BillandDaveworkingVolunteers cited the work of the Stromasys Charon HPA system for providing the ongoing inspiration to keep the work alive. One developer, who requested anonymity for fear of having his report labeled fake news, said that the everlasting platform for MPE/iX software triggered the stealth project. "This is no fool's errand," he said. "We'll bring these apps into a future HP never dreamed about. That's the value of the HP Way, retaining value and profitability."

When successfully tested, WAYBACK will bypass the 2028 roadblock to date processing. The Sourceforge team, which calls itself the League of Joy, believes that an additional processor will have to be added for HP 3000 hardware manufactured by Hewlett-Packard. Emulated and virtualized HP 3000s are expected to need no such separate CPU, although a high number of cores will make date manipulation seamless.

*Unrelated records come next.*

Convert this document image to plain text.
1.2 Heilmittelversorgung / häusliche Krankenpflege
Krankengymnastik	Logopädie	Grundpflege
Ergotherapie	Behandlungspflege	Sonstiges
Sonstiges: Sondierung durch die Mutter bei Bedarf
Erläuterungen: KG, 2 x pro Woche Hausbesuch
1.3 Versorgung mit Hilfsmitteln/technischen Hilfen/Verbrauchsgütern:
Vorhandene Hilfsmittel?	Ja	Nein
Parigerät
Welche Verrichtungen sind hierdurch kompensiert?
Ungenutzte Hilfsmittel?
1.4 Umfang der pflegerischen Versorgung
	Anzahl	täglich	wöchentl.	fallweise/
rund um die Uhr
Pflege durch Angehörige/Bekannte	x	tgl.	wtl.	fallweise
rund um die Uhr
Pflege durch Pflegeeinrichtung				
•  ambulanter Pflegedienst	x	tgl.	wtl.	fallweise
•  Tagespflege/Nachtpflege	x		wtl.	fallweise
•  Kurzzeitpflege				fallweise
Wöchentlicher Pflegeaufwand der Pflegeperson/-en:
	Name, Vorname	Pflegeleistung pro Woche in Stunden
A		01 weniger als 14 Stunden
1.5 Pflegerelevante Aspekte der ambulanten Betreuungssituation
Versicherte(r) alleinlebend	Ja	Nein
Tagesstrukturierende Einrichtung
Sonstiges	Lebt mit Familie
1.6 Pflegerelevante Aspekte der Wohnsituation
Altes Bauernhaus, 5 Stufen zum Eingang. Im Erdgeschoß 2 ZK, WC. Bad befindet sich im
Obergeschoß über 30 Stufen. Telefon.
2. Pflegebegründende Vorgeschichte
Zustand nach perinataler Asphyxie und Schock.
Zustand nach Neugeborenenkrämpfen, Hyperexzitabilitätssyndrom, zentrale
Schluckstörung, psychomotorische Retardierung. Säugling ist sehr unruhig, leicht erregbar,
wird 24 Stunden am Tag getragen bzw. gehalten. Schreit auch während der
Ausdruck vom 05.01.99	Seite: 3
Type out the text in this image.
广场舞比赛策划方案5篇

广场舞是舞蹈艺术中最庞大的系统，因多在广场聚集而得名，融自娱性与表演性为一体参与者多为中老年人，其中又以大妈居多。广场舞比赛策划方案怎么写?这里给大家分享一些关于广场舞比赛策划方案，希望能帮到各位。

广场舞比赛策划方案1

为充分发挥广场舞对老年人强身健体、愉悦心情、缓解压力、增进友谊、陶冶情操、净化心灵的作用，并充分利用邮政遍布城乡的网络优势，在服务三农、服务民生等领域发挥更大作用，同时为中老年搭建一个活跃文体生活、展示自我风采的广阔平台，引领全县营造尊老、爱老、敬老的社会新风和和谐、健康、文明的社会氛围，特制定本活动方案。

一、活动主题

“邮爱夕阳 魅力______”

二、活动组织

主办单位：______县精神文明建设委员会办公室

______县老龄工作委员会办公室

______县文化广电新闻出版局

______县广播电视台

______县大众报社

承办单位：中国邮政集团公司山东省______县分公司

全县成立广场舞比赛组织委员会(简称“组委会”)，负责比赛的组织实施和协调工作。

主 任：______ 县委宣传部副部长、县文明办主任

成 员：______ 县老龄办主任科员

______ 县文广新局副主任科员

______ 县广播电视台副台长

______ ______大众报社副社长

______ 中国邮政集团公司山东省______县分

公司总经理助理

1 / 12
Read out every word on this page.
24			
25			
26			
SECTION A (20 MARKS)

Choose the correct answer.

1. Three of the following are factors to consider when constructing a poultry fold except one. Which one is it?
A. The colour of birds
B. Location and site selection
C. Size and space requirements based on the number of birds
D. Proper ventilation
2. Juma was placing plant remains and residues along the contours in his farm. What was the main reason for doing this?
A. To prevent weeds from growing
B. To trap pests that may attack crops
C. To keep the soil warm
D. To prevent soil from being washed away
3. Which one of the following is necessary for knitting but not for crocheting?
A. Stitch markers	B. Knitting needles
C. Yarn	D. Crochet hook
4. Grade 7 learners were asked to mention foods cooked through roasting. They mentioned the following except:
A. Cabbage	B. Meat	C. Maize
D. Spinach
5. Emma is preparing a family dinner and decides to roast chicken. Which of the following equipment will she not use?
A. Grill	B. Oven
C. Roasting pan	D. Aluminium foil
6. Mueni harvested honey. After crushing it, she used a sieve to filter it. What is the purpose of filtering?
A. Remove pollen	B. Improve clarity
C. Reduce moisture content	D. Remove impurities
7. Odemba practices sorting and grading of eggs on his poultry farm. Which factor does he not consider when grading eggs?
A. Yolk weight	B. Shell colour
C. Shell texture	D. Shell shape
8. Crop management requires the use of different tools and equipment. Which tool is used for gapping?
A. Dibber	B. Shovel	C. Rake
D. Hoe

The end of accurate date processing — a state that the League calls Fake Dates — was never a concern when MPE was first developed. "This is not a bug, really," said Vladimir Volokh, who is not a part of the League development team. "It's a limitation. This 'end of 2027' date was as far away as infinity when MPE was created." Adding a Wayback/iX to the package of Fundamental Operating System components is the next step in the work to add pages to the 3000's calendar.

HPCALENDAR, rolled out by Hewlett-Packard engineers in the late 1990s for the 6.0 release of MPE/iX, has been a newer tool to solve the old Fake Date problem. Since HPCALENDAR is fresher than CALENDAR, it's only callable in the 3000's Native Mode. WAYBACK intercepts the calls to CALENDAR and pipes them though HPCALENDAR, or so it's hoped once this history processor makes its way through beta testing.

In the meantime, one of the developers in the League of Joy suggested that IT pros who want their MPE/iX apps to run beyond 2028 should bone up on using intrinsics. Suggesting the Using Intrinsics whitepaper on the 3K Associates website, D. D. Browne predicted a swift end to the Fake Date roadblock.

"We've all been keeping the 3000's applications alive for longer than NPR has been broadcasting real news," Browne said. "It's going to carry us all beyond retirement," he said of any system running with WAYBACK. "Back in the days the 3000 was built, TV and radio stations once signed off the air. This operating environment is never going off the air."